Along with members of the Dan Green Touch a Life, Heal a Heart Foundation, Green gave the board a total of $4,499.67, part of which is to be earmarked for park repair or improvement.
Trustee Cindy Wilson said the foundation would continue a relationship with a village board, giving 30 percent of future revenue to the village.
Wilson said the total cost of the pirate ship was around $76,000, which included the kid-safe surfacing material on the ground surrounding the ship.
For the past six years, the village has hosted the Pig in the Park fundraiser event to pay off the park. Starting next year, the foundation will solely organize and run the event.
The board approved Police Chief Steve Olson’s request to create a new flex, full-time position on the department.
Olson said the department has the money budgeted for this position that current part-time officer Chris Brunning will fill.
Brunning will pick up hours from other officers, which will reduce overtime costs and part-time position hours, Olson said.
The board also approved the department’s alignment with other departments in the county and state under a new SMART system. Olson said the system, Suburban Mutual Aid Response Team, allows departments to better communicate with one another if there is a need for more manpower.
The cost to join the system is a one-time fee of $100, Olson said.
After a court settlement, the police department received a 2004 Mazda as part of a forfeiture. The board approved the sale of the car.
Building and zoning
The board approved a job description for a part-time replacement to fill the zoning specialist position left open when Bridget McCarthy’s resigned in August.
McCarthy left the position to spend more time on her nonprofit organization, AVERYday Ministries. The village will also eliminate services with the village of Sharon to reduce the hours needed for McCarthy’s replacement.
“Ron (Nyman, zoning administrator) is asking the board to approve a 90-day notice to the village of Sharon to end our intergovernmental agreement with them,” Village President Arvid “Pete” Petersen said. “They’re aware the notice is pending and recognize why we’re restructuring (that department).”
The board agreed to a job description for the position and to advertise for the job.
After more than a year of work, Mohr Road Park, a 33-foot-wide park providing public access to the lake, looks like a park, Wilson said.

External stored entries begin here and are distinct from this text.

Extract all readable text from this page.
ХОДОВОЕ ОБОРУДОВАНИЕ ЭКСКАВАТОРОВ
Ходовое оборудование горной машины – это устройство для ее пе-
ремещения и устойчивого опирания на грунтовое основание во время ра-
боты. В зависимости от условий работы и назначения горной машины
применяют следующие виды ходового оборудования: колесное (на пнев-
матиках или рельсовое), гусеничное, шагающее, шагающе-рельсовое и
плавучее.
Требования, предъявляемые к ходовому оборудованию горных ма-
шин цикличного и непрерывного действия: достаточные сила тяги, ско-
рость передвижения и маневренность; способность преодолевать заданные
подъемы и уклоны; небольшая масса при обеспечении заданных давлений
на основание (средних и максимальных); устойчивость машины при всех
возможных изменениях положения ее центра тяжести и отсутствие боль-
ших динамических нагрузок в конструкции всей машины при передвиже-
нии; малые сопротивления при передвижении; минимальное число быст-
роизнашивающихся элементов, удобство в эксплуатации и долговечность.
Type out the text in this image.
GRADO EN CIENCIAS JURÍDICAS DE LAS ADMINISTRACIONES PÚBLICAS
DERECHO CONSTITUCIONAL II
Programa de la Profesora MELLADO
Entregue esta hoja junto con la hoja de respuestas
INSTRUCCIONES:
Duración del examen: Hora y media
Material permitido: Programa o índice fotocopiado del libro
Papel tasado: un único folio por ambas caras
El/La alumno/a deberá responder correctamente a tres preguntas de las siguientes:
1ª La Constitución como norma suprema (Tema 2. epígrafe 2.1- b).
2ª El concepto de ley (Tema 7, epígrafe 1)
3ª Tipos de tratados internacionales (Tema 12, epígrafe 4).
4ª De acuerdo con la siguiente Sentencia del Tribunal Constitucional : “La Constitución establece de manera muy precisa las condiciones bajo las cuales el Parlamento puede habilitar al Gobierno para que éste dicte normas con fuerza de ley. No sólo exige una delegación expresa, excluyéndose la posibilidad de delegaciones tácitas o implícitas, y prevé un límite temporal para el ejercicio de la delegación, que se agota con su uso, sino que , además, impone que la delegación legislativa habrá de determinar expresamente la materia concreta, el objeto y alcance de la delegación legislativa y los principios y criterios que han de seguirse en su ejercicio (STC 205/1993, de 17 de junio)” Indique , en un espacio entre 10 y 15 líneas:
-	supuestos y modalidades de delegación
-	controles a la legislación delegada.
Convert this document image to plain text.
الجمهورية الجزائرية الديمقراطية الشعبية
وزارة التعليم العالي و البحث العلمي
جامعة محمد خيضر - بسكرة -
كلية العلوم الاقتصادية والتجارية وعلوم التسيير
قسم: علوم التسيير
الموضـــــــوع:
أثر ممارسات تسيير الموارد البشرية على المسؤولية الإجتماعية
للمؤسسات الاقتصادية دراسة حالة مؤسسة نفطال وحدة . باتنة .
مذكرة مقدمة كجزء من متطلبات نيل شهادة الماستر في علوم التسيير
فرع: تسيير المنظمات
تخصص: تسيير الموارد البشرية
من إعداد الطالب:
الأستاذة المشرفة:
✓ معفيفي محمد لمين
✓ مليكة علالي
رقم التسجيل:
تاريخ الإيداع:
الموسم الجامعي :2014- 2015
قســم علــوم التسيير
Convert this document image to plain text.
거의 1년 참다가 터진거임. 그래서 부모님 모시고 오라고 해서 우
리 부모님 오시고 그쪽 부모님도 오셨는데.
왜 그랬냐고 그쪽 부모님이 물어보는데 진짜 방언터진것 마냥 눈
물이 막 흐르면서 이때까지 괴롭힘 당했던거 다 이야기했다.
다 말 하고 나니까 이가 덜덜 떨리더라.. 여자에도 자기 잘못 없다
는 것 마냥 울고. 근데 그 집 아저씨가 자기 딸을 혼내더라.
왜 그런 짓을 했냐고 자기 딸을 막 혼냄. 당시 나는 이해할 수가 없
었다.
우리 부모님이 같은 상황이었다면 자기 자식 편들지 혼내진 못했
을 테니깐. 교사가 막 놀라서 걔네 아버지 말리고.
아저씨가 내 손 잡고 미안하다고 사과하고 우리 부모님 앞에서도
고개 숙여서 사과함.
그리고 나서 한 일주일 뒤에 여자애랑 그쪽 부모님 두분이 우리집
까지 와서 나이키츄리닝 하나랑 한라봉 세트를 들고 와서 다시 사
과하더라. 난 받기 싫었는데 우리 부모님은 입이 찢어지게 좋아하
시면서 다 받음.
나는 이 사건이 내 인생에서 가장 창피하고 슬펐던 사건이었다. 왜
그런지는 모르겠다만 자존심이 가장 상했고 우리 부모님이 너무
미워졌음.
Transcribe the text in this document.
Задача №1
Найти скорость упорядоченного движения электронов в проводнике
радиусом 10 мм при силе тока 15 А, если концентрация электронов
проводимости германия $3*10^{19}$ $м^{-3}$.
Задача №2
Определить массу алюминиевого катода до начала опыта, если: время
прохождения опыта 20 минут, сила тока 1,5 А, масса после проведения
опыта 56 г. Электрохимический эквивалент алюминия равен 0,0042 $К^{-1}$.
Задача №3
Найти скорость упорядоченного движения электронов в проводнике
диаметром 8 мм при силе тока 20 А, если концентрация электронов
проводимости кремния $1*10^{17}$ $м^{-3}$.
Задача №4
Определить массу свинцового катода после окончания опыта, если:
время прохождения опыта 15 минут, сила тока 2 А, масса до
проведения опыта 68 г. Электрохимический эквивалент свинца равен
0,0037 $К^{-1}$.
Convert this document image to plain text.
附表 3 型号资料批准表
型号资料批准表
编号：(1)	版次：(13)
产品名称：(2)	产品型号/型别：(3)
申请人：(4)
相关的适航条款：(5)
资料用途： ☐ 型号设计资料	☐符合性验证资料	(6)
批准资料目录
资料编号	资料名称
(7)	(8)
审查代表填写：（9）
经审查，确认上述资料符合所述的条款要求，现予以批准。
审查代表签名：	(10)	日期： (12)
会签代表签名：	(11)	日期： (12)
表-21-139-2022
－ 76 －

“Efforts combined to make a very nice-looking Mohr Road (Park) right now,” she said. “The issue remains that the storm water runoff continues to plague us.”
The park includes a creek that runs into Geneva Lake, but the creek can’t hold enough water during a large storm, Wilson said.
“We had a lot of people looking at it,” she said. “It turns out that the landscapers the O’Hallerans use are extremely specialized in storm water management.”
The O’Hallerans own one of the properties that borders the park.
“They will obtain all the permits, plus they will make the design for that bit of creek that is on the village’s property to make it the best it can be to contain as much storm water as it can,” Wilson said.
The village board will review design plans before contracting with the company. Wilson said the O’Hallerans and other property owners will pay for the work of the creek project if the village covers the permit and design costs, about $2,000.